Verbauung Tauerntäler
- Wasserverband Salzach Oberpinzgau

Der Wasserverband Salzach Oberpinzgau wurde vor fast 60 Jahren am 19.06.1964 mit dem Hauptzweck „zur Leistung von Beiträgen zu schutzwasserbaulichen und schutzwasserwirtschaftlichen Maßnahmen unmittelbar an der Salzach“ durch zwölf Anrainergemeinden von Wald im Pinzgau bis Bruck gegründet. Der höchstmögliche Schutz von Häusern und Siedlungen, sowie Gewerbe- und Industrieanlagen stehen dabei jedenfalls im Fokus der Bemühungen und werden seither neben diversen anderen schutzwasserbaulichen Maßnahmen, durch die Aufweitung der Flussbette und der gezielten Nutzung von landwirtschaftlichen Flächen zu Retentionsräumen, bei übertretenen Wassermassen im Anlassfall, gewährleistet.

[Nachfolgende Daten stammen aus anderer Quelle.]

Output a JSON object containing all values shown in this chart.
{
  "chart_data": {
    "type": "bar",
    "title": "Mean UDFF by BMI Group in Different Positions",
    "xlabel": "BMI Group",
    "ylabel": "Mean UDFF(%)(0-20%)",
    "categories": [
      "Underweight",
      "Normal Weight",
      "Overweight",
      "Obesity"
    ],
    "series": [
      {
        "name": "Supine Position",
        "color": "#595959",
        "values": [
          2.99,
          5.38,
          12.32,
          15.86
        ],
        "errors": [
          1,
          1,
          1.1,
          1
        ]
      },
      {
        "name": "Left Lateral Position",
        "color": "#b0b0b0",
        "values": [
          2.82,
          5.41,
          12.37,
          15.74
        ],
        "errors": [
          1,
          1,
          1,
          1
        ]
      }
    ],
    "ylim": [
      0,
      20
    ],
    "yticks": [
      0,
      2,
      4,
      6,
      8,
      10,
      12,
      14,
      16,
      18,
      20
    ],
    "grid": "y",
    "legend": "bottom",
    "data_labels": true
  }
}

Trotz fortlaufender Investitionen in diverse Hochwasserschutzmaßnahmen, kam es jedoch leider durch die sich innerhalb der letzten Jahrzehnte ungünstig verändernden klimatologischen Bedingungen, zu einer eklatanten Häufung großer Hochwässer an der Salzach. Nach den Jahren 2005 und 2014 war der Oberpinzgau im Juli 2021 zum dritten Mal innerhalb von 16 Jahren von einem extremen Hochwasser („HQ 300“) betroffen, wobei im Juli 2021 der gesamte Abschnitt von Wald bis Zell am See flächendeckend überflutet wurde.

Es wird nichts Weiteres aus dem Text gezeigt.